シシャモのメスは数回に分けて産卵し、放出された卵は受精して川底の砂礫に付着する。産卵は、11月上旬から12月上旬にかけて、秋も終わり冬に入るころに行われる。これは、多くのキュウリウオ科魚類の産卵期が、春から初夏にかけてに集中しているのとは対照的である。

参考文献

  • 井口恵一郎 2000 キュウリウオ科, 日高敏明(監修) 中坊徹次、望月賢二(編) 日本動物大百科6:魚類. 平凡社. p. 45.

最終更新日:2020-05-01 ひろりこん

関連情報

漁獲方法

10~11月にシシャモ桁網で漁獲される。

参考文献

  • 猿渡敏郎 2018 キュウリウオ科, 中坊徹次(監修) 中坊徹次(編) 小学館の図鑑Z 日本魚類館 ~精緻な写真と詳しい解説~. 小学館. pp. 124-125.

最終更新日:2020-05-01 ひろりこん

味や食感

水揚げ直後のものは刺身や、ルイベにする。一般には塩焼き、天ぷら、フライなどにすることが多い。産卵間近の雌の卵巣が好まれ、「子持ちシシャモ」として生干しや丸干しなどにされる。
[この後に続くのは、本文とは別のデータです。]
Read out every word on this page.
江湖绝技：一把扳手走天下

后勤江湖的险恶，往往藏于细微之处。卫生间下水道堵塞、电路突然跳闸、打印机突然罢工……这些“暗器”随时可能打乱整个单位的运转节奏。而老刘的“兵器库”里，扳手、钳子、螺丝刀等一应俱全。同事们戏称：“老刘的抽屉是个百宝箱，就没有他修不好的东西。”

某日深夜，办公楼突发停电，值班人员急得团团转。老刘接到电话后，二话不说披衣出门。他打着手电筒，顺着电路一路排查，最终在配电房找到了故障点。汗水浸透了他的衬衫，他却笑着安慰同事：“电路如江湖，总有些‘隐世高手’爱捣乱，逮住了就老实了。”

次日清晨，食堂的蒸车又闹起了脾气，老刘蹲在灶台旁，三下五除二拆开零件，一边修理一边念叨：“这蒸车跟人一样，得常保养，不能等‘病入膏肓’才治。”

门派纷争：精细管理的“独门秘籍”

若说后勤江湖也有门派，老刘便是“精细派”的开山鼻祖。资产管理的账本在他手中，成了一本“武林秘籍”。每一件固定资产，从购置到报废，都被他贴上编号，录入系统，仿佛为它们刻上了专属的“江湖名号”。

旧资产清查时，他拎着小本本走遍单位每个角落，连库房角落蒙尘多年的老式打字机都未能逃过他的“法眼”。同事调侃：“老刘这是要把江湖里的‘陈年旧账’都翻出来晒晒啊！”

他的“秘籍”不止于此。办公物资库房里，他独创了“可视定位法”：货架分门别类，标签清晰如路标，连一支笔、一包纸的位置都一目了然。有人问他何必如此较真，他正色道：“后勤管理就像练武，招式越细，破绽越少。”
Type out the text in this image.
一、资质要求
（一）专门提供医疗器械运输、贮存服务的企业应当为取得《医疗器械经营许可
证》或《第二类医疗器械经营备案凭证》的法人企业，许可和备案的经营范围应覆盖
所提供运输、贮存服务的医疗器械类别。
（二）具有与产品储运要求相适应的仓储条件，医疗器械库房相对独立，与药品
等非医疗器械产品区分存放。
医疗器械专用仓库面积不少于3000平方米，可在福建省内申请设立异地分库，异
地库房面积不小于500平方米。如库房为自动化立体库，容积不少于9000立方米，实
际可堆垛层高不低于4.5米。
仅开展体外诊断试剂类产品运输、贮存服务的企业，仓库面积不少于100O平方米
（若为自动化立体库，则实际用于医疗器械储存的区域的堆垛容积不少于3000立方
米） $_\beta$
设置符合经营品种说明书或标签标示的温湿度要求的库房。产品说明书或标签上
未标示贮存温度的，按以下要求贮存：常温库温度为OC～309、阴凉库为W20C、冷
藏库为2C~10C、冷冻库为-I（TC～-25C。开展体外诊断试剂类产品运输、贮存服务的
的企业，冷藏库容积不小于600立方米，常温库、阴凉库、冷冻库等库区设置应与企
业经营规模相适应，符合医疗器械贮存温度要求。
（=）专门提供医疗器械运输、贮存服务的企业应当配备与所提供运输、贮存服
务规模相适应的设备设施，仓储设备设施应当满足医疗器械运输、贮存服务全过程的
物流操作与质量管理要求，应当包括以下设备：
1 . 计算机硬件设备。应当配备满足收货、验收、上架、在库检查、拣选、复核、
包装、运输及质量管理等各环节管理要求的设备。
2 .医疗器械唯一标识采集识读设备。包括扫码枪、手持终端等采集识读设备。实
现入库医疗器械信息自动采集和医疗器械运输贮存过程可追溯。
旬は秋。
近年は漁獲量が減少し、多量に出回っている「シシャモの干物」はほとんどがカラフトシシャモである。

参考文献

  • 2005 魚と貝の事典 - 書籍全体, 望月賢二(著) 望月賢二(監修) 魚類文化研究会(編) 魚と貝の事典. 柏書房. .

最終更新日:2020-05-01 ひろりこん

その他

シシャモは漁獲量が少なく全国的にはほとんど流通していない。
現在シシャモとして市場に出回っているのは、北部太平洋沿岸に分布する Mallotus のカペリンか、同属の大西洋カペリンである。これらはうろこが非常に細かいので、シシャモとは簡単に見分けがつく。

参考文献

  • 木村義志 2009 シシャモ, 木村義志(監修) 日本の淡水魚 増補改訂フィールドベスト図鑑. 学研プラス. 54-55.